Le Héraut du Nord sembla réfléchir un temps. J’en profitais pour rassembler les fragments de ce que nous savions. Une vieille légende prophétique parle de mondes et d’Œil, un homme qui rassemble les Déchus sur Frigost. Soudain une phrase me revint en mémoire.
« -Sais-tu ce qu’est le village mort ? Dans sa folie, un homme que l’Antique a rencontré en a parlé comme d’un endroit à éviter.
-Le village mort… Oui, mais il y a bien longtemps que je ne l’avais pas entendu nommé ainsi. C’est un village ancien, oublié car il y a des siècles de cela, un démon y a lancé es armées pour la gloire de Rushu. Ce fut une véritable boucherie, et il n’y eu pas un survivant. Aujourd’hui abandonné aux gobelins et bworks, le village mort est plus connu sous le nom de Gisgoul, le village dévasté. »
Gisgoul… De nombreuses légendes, terrifiantes pour la plupart, circulent encore à son sujet. Et si la réponse était cachée dans ces ruines ?

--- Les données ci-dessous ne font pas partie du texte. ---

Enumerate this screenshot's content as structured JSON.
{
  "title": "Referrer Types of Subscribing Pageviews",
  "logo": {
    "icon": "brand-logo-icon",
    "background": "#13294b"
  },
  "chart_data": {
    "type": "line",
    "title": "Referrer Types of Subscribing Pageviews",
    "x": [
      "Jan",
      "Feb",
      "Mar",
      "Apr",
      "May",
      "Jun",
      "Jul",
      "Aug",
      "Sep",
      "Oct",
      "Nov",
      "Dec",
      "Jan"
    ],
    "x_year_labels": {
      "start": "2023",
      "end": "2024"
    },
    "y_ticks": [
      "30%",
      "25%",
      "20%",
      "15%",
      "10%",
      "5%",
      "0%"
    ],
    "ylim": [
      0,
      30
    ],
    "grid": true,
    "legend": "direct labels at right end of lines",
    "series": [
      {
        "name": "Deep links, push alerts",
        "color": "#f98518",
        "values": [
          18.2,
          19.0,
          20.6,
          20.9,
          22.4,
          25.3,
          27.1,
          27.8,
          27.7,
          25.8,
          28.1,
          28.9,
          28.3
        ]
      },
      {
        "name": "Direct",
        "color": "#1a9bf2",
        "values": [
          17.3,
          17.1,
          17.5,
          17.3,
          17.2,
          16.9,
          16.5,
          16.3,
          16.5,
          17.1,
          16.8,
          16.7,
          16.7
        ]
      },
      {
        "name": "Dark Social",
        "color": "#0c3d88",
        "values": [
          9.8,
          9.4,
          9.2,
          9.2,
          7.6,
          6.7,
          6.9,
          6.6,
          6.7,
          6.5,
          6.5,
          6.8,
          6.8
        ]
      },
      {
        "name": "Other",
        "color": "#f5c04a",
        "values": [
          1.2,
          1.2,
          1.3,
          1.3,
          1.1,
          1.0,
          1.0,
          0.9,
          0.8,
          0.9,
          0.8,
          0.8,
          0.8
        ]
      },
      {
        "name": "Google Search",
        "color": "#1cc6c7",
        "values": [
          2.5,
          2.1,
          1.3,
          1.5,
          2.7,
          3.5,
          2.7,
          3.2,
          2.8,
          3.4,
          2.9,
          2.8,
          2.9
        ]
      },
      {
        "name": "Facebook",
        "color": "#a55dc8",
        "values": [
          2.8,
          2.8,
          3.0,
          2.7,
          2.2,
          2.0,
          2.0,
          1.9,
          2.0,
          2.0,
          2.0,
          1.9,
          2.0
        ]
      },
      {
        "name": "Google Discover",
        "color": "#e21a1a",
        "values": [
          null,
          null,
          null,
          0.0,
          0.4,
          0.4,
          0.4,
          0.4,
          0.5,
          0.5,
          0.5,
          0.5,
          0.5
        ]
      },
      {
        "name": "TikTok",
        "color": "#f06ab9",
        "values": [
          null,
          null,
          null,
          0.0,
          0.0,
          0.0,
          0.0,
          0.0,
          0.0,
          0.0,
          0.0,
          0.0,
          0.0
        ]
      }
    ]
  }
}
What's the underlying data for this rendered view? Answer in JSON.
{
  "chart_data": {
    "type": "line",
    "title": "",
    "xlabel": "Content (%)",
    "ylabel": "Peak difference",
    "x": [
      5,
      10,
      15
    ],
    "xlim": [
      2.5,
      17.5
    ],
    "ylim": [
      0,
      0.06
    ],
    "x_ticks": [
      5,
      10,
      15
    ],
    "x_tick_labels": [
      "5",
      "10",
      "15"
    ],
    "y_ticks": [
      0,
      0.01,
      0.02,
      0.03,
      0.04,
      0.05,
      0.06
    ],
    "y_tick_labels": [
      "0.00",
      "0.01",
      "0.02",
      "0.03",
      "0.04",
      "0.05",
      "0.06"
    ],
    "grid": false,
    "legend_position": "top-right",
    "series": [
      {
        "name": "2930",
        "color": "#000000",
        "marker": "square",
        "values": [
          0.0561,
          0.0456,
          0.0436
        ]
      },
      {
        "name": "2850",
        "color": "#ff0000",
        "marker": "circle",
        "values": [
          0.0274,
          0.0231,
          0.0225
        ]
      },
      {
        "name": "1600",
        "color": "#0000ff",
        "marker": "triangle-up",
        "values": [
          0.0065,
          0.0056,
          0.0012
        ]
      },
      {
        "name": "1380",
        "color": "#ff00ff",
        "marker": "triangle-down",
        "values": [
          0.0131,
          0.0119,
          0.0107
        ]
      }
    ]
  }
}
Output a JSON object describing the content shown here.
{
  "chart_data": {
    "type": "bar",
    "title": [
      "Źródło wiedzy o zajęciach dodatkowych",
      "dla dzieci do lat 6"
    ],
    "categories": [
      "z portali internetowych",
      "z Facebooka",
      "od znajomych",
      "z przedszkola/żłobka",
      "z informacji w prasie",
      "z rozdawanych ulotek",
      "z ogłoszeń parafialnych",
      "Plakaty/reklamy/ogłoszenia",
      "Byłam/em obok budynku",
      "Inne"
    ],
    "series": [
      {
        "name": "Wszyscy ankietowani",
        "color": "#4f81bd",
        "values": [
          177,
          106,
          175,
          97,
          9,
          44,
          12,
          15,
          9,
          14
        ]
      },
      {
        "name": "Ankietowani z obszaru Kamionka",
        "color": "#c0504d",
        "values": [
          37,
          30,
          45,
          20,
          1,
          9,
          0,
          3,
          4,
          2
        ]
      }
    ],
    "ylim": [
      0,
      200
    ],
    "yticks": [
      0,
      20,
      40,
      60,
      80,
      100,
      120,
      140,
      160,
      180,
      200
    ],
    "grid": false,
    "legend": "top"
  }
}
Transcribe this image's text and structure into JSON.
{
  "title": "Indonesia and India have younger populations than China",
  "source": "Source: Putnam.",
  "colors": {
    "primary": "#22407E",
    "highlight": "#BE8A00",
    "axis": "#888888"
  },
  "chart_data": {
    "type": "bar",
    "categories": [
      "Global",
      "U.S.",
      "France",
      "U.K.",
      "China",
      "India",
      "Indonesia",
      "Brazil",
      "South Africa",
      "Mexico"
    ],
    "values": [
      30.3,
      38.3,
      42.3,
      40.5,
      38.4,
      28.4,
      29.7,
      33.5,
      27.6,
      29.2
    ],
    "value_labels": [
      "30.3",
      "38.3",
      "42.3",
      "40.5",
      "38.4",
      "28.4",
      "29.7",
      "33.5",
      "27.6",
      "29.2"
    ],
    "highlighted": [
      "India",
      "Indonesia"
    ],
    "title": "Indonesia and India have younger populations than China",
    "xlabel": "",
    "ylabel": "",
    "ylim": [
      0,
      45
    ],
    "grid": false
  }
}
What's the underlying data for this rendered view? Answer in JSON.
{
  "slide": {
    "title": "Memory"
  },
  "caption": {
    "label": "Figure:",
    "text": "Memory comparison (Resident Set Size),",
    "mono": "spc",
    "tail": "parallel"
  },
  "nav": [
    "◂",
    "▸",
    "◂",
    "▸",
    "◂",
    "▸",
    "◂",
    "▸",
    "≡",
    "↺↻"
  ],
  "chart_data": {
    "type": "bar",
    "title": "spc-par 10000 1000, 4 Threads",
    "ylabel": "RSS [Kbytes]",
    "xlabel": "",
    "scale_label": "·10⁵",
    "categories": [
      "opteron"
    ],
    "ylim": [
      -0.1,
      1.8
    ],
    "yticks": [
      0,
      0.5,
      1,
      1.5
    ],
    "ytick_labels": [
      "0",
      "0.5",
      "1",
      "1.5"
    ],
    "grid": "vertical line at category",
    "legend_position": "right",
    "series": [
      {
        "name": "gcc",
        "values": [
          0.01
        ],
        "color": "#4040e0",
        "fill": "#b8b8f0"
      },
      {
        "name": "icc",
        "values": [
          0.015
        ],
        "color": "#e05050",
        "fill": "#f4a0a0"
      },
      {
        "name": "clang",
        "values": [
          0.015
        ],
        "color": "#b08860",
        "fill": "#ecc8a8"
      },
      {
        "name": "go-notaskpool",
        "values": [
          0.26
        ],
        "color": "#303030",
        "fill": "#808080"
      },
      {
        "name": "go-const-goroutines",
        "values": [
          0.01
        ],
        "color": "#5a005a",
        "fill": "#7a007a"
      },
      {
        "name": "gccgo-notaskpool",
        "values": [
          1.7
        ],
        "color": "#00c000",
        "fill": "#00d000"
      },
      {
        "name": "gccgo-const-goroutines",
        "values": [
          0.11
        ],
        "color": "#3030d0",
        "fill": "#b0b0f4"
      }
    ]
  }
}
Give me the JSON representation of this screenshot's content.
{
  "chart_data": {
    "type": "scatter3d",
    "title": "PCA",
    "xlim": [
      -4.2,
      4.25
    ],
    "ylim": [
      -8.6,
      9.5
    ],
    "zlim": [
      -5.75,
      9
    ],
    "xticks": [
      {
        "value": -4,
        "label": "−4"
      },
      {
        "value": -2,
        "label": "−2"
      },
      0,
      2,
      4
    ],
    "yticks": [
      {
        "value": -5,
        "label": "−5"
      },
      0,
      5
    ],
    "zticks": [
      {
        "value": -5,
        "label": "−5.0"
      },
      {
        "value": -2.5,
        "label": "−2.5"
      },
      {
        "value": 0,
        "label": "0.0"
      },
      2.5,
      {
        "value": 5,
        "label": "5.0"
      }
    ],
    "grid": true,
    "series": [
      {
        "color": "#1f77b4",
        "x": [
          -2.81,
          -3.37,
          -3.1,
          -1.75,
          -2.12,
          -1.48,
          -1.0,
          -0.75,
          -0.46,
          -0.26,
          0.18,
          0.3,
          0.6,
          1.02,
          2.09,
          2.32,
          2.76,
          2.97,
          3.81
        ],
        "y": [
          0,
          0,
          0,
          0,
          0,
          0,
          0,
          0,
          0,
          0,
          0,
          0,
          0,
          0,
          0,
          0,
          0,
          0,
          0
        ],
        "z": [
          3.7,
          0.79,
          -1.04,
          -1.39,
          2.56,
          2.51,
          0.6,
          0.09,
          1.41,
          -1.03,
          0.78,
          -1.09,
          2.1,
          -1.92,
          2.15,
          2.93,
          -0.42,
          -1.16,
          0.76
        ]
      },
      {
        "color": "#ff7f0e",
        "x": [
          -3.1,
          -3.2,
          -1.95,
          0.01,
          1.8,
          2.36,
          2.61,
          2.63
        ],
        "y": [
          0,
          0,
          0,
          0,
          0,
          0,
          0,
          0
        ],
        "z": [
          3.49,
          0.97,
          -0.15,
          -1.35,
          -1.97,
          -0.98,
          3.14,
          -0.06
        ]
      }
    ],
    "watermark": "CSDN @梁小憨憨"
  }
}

« -Il faut que je m’y rende, je dois comprendre ce qui se trame.
-Prends garde à toi la Sombre, Gisgoul n’est pas un endroit d’où l’on revient indemne. Et je ne pourrai t’accompagner, je dois contacter les trois autres hérauts pour prendre des mesures et discuter de ce qu’il vient d’arriver. Si l’on peut trouver des réponses là-bas notre ennemi aura surement pris soin de placer de grandes protections.
-Je serais prudente. Mais je dois me mettre en route dès à présent car le temps joue contre nous. Merci d’avoir été là pour les derniers instants du Maitre Corbac.»
Tandis qu’il apportait sa bénédiction sur mon périple je rassemblais le peu d’affaire que j’avais et, sortant de la maison, pris la direction du sud. Je ne pouvais pas utiliser de potions ici car sur la terre où je me rendais suintais encore la corruption des démons qui pervertissait toute magie.

Le soleil n’arrivait pas à percer la couche de nuages qui assombrissait le ciel et donnait à la pièce un aspect gris et triste. Le Pâle s’avançait entre les colonnes immenses et sombres de la pièce. Ses pas résonnaient encore lorsqu’il arriva devant l’homme qui se tenait assis sur un trône de glace et de fer. Il posa un genou à terre et inclina la tête dans un signe soumission.
« -Elle est en marche maitre. J’ai peur qu’elle ne sache pour la prophétie. »
L’homme assis sur le trône regarda par la fenêtre à sa droite, son regard semblant traverser la distance pour venir s’abimer sur le mont enneigé que l’on devinait au loin.
« -Tu m’a bien servi. Va rassembler les Déchus, car le temps est bientôt venu.
-Bien maître »
Le Pâle disparu dans un nuage de fumée blanche. L’homme assis regardait toujours vers la montagne, vers l’avenir.